Arthritis is simply inflammation of a joint. There are two major types of arthritis: Osteoarthritis and Rheumatoid Arthritis. Both are painful and cause damage to the joints. Physical therapy is beneficial in treating both conditions.
Osteoarthritis is the most common type of arthritis and is usually associated with age. It generally effects the larger joints of the body: hips, knees, shoulders, and the spine. It is characterized by swelling of the joints, stiffness with initial movement, and in severe cases can lead to the need for joint replacement. The inflammation in the joint is caused by wear and tear of the cartilage that covers the ends of the bones where they meet in the joint. The cartilage is there as a smooth surface to reduce friction. Over time, it can become roughened up. When the joint is moved over this rough surface popping and clicking can occur, and over time this can become painful. In addition, the lining of the joint that secretes fluid to keep the joint lubricated, can become inflamed and painful, a condition known as synovitis. This can cause the fluid within the joint to become thick and sticky, instead of thin and slippery. This further increases pain in the joint with movement. Left untreated, arthritis can lead to decreased mobility of the joint, and decreased strength of the muscles surrounding the joint. This will cause further damage to the joint and can lead to the need for surgery.
Rheumatoid Arthritis (RA) is an auto-immune disorder in which the body attacks itself, specifically at the joints. It is most common in the smaller joints of the fingers, wrists, and sometimes the elbows and ankles. It can effect the larger joints as well, especially in younger people diagnosed with the disease. It can cause severe deformity and destruction of the joints, usually within the first 2 years of diagnosis. RA can also effect the skin, blood vessels, and organs. It is very important to be diagnosed early and start treatment to maintain joint health and function.
Physical Therapy can help!
Physical therapy is a great first step in the treatment of arthritis. The focus is on maintaining joint alignment and function, and improving strength of the surrounding muscles that support the joint. Because movement of an arthritic joint is painful, many people who suffer with it simply stop moving that joint.
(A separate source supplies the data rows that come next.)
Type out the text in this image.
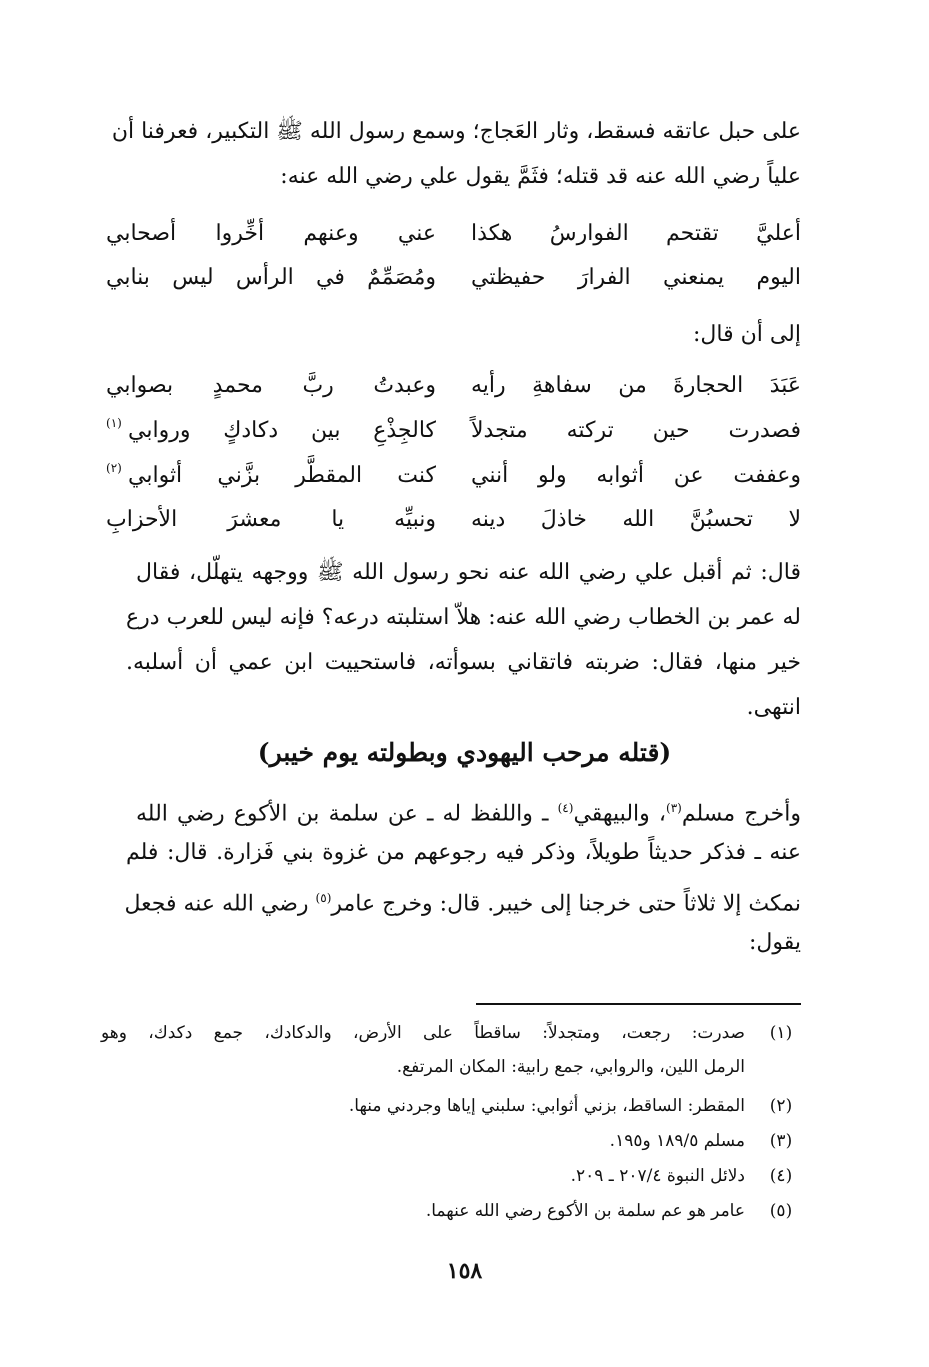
على حبل عاتقه فسقط، وثار العَجاج؛ وسمع رسول الله ﷺ التكبير، فعرفنا أن
علياً رضي الله عنه قد قتله؛ فثَمَّ يقول علي رضي الله عنه:
أعليَّ تقتحم الفوارسُ هكذا
عني وعنهم أخِّروا أصحابي
اليوم يمنعني الفرارَ حفيظتي
ومُصَمِّمٌ في الرأس ليس بنابي
إلى أن قال:
عَبَدَ الحجارةَ من سفاهةِ رأيه
وعبدتُ ربَّ محمدٍ بصوابي
فصدرت حين تركته متجدلاً
كالجِذْعِ بين دكادكٍ وروابي
(١)
وعففت عن أثوابه ولو أنني
كنت المقطَّر بزَّني أثوابي
(٢)
لا تحسبُنَّ الله خاذلَ دينه
ونبيِّه يا معشرَ الأحزابِ
قال: ثم أقبل علي رضي الله عنه نحو رسول الله ﷺ ووجهه يتهلّل، فقال
له عمر بن الخطاب رضي الله عنه: هلاّ استلبته درعه؟ فإنه ليس للعرب درع
خير منها، فقال: ضربته فاتقاني بسوأته، فاستحييت ابن عمي أن أسلبه.
انتهى.
(قتله مرحب اليهودي وبطولته يوم خيبر)
وأخرج مسلم$^{(٣)}$، والبيهقي$^{(٤)}$ ـ واللفظ له ـ عن سلمة بن الأكوع رضي الله
عنه ـ فذكر حديثاً طويلاً، وذكر فيه رجوعهم من غزوة بني فَزارة. قال: فلم
نمكث إلا ثلاثاً حتى خرجنا إلى خيبر. قال: وخرج عامر$^{(٥)}$ رضي الله عنه فجعل
يقول:
(١)
صدرت: رجعت، ومتجدلاً: ساقطاً على الأرض، والدكادك، جمع دكدك، وهو
الرمل اللين، والروابي، جمع رابية: المكان المرتفع.
(٢)
المقطر: الساقط، بزني أثوابي: سلبني إياها وجردني منها.
(٣)
مسلم ١٨٩/٥ و١٩٥.
(٤)
دلائل النبوة ٢٠٧/٤ ـ ٢٠٩.
(٥)
عامر هو عم سلمة بن الأكوع رضي الله عنهما.
١٥٨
Their body tends to find the “path of least resistance”, and without even knowing it, a person begins to avoid moving the joint. The lack of movement leads to weakness of the surrounding muscles, which leads to poor support of the joint and even more painful movement. It is a cycle that leads to more and more pain along with more and more dysfunction. Your physical therapist can show you ways to move the joint to maintain range of motion, while reducing the pain of movement. They can also show you exercises to strengthen the muscles surrounding the joint to help support it, reducing pain.
Many people think that aches, pains and stiffness in their joints is normal as they age.
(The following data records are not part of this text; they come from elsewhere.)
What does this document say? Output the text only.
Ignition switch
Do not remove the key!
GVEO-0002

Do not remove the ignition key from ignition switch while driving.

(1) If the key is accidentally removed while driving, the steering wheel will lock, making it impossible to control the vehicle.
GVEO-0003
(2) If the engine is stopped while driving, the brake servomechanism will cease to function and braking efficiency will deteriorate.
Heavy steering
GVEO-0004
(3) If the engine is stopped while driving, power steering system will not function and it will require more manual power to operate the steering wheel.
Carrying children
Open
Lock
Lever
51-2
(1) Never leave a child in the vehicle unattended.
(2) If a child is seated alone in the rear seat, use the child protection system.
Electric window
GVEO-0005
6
It is NOT NORMAL to have pain, at any age. Chances are, if you are beginning to have pain, that you have some early signs of wear and tear on your joints. Maybe growing up you were a gymnast or dancer and now you have low back pain in the morning, or you’re a runner that experiences knee pain during the first 20 minutes of your run, but then it goes away. These are early signs of arthritis and should be addressed NOW!